Family still doesn’t know and it’s getting so hard not to tell them. Let me correct myself…my Uncle Andy was told this morning. I rarely have the opportunity to actually talk to him as he lives in Dubai, so I saw him on Skype this morning and jumped on the ability to tell him myself. He’s very happy for us and reminded me to eat good and no more booze I think I can handle that just fine.
I’m still not having any sickness related to the pregnancy and a few people have me worried. Monica in our office used to work in the OB/GYN clinic so she’s very wise. She told me that it’s better to get sick than to NOT get sick because it means the baby is “sticking”. Not having symptoms yet has Bryce and I worried that we might lose the baby and I’m really hoping that’s not the case and that my sickness will kick in around 7 weeks like my BabyCenter app tells me. I’m sure this will be the only time in my life that I will be looking forward to illness.
I am such a grump in the morning! Can I just tell you…my mood swings are out of this world! Poor Bryce. At least he knows and we discussed these symptoms already. Most things are kept discreet between us if it’s a personal issue because he doesn’t need to know every little gross thing, but I told him that, during this pregnancy, there’s going to be some gross things and I just need him to not get weird about it but to support me. So I had to open up to him about constipation. Oh my gosh it was not the best conversation to have. He made sure to lighten the mood by texting me things like “don’t push too hard that you poop out our baby” or “I’ll be home with a foam finger to cheer you on outside the bathroom door”. Ha ha. I’m pretty lucky that he’s taking it so well.
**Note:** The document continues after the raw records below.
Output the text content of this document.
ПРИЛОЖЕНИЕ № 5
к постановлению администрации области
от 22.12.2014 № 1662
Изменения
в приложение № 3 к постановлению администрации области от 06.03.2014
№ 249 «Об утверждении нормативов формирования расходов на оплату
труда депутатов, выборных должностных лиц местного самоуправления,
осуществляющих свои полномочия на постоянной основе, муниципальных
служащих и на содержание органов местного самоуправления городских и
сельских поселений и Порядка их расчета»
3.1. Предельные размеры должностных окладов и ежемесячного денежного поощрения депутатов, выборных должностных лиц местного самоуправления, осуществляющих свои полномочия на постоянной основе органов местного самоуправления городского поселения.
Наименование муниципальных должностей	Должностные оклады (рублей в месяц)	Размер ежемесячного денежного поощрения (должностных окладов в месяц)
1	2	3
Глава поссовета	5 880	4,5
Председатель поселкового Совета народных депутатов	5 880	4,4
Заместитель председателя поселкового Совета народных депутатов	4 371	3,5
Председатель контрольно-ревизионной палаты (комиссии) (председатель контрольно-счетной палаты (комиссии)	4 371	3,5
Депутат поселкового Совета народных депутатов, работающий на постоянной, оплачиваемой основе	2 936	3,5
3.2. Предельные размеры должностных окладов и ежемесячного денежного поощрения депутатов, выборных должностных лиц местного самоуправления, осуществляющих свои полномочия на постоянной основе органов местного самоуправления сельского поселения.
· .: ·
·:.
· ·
I thought that I had to pee a lot, but I think it may just be related to the “HOLY CRAP I’M PREGNANT’ feeling that I was having last week. It’s slowed down a little bit more this week. Granted, I don’t drink coffee in the morning anymore so my entire digestion system that I had going has officially gone to shit. Well…not literally…obviously. Ha. But I am no longer “regulated” by morning lattes that I was so dependent upon before. Since I knew that I was going to be going without my morning cup of happiness and life support, I had to make sure that I got something in the morning to trick my brain. I drink a hot cup of apple cider or hot chocolate. I just pretend that it’s a nice mocha and my brain has been falling for it so far and I haven’t been miserable. However, the first few days I had horrible headaches…withdrawals, you know! I’m a regular addict apparently and, for my push present…I would like a venti Starbucks drink please! I’ve decided.
I bought myself a chalkboard at Gordman’s over the weekend where I can track our baby’s progress. I am borrowing the idea that I found on Pinterest. We will write how far along I am on the chalkboard with some of the symptoms & then post it online so our family & friends can enjoy this experience with us. I haven’t been able to use it yet, however, because it’s still hush-hush for one…and because I forgot to buy chalk for two. Ha. Whoops. Pregnancy brain already?
I’ve got my cubby at work stacked with some healthy snacks to ensure that I’m never going without something good to nibble on throughout the day. Here’s what I have:
At home breakfast: Cracklin’ Oat Bran (good in fiber for you know what problem!)
Work morning snack: Whole wheat English muffin with peanut butter & honey
Lunch: Whole wheat peanut butter & jelly sandwich with crackers & cheese
Afternoon snack: White cheddar popcorn
Dinner: “Varies”…but always includes a salad and a vegetable!
I want to make sure that I’m feeding my baby right because poor little thing can’t choose for itself just yet! So far I think I’m on a good start. Even daddy has gotten into the better-life routine by joining the gym and going on “bad-food” strike with me
My mom is on to me….. I swear she has a sixth sense that I’m having a baby. She’s picking up on some clues that I have to LIE about. Oh I don’t like lying to her, but it’s for her own good. She will be grateful that we waited to tell her when we do! I was visiting her on Saturday and she offered me an Angry Orchard Ale. I turned it down and told her that Bryce & I decided that I won’t drink while we’re trying to have a baby to better my odds and “just in case”. Then I called her to see if we could do dinner sometime in the week and she instantly was like “why do you want to do dinner? Are you pregnant?” “NO MOM! Can we just have dinner without a monumental occasion?” Ha. Oh it’s killing me! Ha. Sorry, mom….but you’ll be so psyched!